Last week federal prosecutors announced that six individuals were indicted and facing charges of defrauding Medicaid services. The prosecutors in the case told reporters that these six were either out on vacation, at a casino, or working other jobs when they reported on Medicaid billing timesheets that they were providing home health care services to a number of clients.
Benita Bell, 46 and Tammara Bell, 28, claimed that Benita Bell was working when she was actually at a local casino. It’s unclear what role Tammara Bell played in this fraud and it’s too early in the investigation to speculate whether she was a client receiving these services or an accomplice.
Regina Brown, 58, was allegedly providing care services to James Smith, 75, when she was actually on a cruise ship while on vacation in New Orleans. Federal prosecutors noted that Mr.
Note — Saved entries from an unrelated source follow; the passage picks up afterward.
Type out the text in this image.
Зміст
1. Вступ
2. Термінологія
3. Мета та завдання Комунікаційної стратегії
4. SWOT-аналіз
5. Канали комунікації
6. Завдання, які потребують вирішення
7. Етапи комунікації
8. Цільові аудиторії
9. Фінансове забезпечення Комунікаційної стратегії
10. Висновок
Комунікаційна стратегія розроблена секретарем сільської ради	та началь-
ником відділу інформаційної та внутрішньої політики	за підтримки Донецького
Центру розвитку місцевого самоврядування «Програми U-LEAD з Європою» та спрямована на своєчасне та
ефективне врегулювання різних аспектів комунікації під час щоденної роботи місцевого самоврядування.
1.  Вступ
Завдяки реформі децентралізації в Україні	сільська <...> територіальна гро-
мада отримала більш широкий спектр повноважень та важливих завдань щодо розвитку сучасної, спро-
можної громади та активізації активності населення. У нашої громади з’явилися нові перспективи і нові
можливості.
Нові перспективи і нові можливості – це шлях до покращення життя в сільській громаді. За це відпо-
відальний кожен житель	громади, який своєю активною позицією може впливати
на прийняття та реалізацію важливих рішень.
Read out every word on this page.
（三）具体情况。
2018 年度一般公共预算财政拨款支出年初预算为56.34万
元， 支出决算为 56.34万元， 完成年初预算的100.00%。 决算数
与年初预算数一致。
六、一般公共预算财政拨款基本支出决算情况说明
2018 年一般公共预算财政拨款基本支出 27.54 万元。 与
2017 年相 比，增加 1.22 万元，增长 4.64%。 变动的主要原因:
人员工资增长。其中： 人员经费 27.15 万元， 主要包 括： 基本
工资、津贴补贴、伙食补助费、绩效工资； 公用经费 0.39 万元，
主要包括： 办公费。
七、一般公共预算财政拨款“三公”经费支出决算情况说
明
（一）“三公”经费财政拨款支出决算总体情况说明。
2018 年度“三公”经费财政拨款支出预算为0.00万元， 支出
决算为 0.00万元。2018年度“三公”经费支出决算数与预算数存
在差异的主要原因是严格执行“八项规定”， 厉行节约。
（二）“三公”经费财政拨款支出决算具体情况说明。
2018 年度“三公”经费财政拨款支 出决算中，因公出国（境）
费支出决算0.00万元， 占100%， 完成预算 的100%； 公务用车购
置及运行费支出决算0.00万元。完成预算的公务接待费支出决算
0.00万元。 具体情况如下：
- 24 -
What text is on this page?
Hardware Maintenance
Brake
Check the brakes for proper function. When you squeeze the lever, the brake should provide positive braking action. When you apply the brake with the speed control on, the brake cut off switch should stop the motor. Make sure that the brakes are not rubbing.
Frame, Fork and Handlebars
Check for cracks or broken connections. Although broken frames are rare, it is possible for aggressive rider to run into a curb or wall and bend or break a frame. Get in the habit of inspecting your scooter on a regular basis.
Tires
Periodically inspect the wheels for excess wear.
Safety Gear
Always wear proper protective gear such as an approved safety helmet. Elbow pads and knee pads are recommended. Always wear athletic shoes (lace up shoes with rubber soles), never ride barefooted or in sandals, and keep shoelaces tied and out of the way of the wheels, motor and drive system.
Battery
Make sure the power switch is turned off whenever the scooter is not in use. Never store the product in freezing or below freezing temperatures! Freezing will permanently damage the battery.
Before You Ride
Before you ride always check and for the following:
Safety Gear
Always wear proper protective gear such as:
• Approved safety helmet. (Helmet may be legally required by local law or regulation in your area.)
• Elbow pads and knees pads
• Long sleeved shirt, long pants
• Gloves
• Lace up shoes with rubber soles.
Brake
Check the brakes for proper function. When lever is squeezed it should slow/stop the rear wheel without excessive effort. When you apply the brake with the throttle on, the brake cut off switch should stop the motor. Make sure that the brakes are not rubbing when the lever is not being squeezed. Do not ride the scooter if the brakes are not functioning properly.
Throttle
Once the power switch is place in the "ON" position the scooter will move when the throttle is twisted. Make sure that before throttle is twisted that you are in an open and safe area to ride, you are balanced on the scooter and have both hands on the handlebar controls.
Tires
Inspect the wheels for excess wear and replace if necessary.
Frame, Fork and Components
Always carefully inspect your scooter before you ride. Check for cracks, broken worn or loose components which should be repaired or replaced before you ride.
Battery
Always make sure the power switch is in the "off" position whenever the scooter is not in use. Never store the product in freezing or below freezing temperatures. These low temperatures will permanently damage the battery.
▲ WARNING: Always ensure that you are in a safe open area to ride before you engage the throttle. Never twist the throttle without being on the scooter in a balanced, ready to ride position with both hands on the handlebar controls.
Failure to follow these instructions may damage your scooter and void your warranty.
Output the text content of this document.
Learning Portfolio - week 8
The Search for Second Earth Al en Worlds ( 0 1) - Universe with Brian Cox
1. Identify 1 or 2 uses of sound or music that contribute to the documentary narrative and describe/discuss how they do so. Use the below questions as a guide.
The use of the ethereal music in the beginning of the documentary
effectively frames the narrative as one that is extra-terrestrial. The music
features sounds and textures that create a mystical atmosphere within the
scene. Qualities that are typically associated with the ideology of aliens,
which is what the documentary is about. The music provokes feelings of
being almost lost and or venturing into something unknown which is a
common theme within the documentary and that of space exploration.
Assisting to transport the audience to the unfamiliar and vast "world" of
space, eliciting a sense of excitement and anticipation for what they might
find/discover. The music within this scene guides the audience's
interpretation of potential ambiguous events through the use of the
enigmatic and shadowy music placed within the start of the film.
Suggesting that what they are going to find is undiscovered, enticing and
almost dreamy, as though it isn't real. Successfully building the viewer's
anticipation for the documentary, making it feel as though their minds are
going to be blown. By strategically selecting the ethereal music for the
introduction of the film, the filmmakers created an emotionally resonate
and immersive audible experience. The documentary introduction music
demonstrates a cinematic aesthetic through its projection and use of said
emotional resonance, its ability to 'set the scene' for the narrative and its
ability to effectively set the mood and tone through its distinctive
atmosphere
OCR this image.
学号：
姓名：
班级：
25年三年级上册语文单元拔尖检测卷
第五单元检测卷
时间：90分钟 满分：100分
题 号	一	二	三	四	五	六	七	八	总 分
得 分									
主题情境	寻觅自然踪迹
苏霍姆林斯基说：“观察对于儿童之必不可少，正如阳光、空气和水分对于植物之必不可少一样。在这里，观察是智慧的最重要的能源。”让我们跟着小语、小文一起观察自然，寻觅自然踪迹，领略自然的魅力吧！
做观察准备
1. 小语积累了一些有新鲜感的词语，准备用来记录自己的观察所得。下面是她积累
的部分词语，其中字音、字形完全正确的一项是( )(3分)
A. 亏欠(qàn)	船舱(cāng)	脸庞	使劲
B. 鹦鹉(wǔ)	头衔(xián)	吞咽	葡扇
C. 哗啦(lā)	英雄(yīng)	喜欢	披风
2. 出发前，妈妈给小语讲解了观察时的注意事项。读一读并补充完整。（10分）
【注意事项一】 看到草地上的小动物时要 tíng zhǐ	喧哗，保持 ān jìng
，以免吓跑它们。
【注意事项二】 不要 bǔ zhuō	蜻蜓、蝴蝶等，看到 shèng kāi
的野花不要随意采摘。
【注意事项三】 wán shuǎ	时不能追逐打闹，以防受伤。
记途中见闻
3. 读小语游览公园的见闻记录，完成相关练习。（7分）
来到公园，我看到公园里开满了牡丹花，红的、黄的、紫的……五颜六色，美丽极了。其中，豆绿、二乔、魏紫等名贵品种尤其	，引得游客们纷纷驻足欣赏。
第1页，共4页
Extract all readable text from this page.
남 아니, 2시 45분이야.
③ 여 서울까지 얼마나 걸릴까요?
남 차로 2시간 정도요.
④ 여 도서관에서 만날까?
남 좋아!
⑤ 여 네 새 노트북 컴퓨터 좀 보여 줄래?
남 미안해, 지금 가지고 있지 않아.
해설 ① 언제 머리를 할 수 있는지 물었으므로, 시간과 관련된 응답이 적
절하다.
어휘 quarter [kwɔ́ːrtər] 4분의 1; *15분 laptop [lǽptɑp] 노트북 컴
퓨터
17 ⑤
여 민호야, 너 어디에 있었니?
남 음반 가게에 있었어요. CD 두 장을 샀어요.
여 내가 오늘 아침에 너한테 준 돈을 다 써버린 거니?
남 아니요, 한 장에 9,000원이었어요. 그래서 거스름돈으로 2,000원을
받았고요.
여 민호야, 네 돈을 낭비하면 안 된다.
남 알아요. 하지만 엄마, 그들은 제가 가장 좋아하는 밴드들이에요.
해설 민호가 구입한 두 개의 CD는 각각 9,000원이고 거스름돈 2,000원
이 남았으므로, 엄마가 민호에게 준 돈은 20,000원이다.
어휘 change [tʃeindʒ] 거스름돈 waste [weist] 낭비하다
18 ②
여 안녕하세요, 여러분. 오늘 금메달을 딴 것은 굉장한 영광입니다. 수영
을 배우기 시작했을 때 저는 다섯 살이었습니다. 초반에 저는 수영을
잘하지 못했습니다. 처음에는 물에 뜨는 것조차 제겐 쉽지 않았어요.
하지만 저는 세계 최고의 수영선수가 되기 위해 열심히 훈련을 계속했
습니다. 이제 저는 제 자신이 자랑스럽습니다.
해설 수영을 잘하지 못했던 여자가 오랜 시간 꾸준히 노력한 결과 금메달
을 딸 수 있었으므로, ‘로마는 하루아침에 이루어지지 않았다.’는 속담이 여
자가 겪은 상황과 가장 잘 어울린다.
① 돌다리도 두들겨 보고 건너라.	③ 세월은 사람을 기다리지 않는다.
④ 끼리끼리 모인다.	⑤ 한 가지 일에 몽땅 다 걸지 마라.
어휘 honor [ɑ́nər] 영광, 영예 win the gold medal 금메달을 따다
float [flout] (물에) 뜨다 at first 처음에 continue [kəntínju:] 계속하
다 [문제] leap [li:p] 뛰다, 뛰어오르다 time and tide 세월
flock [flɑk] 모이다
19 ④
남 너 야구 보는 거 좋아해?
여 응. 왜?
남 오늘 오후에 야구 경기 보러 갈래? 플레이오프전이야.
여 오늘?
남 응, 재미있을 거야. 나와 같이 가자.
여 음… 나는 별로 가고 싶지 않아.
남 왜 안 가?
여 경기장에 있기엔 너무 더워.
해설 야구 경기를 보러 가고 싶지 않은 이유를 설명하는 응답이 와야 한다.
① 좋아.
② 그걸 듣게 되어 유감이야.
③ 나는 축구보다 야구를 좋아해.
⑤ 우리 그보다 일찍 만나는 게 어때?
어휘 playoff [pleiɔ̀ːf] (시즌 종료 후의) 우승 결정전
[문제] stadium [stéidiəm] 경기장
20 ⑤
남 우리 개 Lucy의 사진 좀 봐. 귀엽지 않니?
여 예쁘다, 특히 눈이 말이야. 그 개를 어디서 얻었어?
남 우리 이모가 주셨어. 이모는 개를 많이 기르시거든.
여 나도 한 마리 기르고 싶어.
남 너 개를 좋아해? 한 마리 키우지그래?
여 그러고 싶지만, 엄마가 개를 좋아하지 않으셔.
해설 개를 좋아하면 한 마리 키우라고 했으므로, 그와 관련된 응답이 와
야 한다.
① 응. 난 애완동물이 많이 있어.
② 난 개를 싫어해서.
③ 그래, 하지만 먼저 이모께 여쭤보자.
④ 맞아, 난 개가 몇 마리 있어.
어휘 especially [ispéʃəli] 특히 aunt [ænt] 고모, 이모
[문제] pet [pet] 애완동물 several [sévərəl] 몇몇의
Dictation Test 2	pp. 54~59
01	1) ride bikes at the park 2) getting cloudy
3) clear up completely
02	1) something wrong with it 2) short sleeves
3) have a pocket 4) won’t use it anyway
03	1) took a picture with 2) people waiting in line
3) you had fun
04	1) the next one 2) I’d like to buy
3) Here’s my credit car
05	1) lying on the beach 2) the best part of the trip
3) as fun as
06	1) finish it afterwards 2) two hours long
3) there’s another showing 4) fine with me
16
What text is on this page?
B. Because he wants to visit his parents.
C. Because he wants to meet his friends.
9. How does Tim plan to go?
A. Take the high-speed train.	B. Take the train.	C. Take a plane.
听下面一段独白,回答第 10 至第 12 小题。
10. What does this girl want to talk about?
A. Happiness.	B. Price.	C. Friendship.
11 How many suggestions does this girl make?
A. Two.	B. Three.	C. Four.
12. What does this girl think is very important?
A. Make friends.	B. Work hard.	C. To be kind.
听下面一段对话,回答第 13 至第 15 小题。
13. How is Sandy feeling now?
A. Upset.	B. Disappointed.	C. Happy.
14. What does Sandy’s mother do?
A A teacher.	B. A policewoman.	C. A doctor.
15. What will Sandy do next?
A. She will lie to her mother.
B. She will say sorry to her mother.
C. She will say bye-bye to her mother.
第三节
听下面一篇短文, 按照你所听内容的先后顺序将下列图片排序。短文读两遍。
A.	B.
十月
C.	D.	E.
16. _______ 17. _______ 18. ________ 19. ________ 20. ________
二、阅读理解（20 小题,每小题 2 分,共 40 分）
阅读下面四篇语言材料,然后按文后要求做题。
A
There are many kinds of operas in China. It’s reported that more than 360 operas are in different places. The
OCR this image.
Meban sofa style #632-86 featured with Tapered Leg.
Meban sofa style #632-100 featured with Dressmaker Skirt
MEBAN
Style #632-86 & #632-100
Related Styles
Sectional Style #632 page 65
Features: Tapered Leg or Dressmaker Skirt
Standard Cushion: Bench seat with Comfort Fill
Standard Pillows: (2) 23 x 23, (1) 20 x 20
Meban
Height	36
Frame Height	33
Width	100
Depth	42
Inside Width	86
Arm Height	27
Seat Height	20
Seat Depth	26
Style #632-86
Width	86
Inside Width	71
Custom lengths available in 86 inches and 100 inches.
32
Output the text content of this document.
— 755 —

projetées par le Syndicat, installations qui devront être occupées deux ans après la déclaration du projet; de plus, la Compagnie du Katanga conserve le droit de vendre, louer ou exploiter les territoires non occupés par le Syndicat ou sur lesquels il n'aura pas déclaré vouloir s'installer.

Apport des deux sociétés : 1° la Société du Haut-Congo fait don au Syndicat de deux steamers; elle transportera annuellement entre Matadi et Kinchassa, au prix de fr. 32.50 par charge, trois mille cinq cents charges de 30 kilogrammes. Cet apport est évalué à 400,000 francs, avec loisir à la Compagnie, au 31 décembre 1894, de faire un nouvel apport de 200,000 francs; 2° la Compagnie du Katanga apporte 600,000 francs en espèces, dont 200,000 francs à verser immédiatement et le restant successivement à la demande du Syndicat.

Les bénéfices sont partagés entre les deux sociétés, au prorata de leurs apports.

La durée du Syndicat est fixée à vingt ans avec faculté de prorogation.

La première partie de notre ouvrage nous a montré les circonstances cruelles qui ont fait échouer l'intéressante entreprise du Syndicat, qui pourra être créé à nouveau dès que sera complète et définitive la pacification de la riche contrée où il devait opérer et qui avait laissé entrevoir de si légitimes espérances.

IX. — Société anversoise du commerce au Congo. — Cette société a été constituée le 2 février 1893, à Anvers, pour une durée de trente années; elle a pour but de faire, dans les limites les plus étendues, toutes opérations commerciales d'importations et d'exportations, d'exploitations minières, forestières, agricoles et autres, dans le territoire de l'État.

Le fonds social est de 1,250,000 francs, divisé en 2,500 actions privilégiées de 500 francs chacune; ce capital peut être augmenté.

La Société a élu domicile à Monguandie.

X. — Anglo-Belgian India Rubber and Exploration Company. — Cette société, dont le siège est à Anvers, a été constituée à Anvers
Smith was a part of the fraud by helping to make claims that Ms. Brown was providing these services.
There were two other defendants named in this fraud case, though it wasn’t made clear what connection, if any, they all had to one another. According to The St. Louis Post-Dispatch news article, Feds: Home health care workers were actually gambling, cruising when billing Medicaid, written by Robert Patrick:
“Nova Paden, 50, and Demagio Smith, 27, were working elsewhere when they claimed to be either receiving or providing home health care services, prosecutors said. Smith was in New Jersey and California part of the time, the U.S. attorney’s office said. Paden was also lying about her income and falsely receiving disability payments, they said.
“Home health care is not only a more convenient alternative to skilled nursing facilities, it also saves tax dollars because it is less expensive,” said William Woods, head of the local office of the FBI, one of the agencies that investigated the case, in a prepared statement. “People who abuse and cheat the system siphon money away from those who truly need the services.”
While the federal government has been working tireless in recent years to curtail Medicare and Medicaid fraud, CMS (Center for Medicare and Medicaid Services) has been proposing a new rules change that would require in home health care workers to submit for approval of specific services before providing those services.
It’s unclear whether this new rule change would have impacted this fraud case and no other information regarding court dates or potential plea deals were released at this time.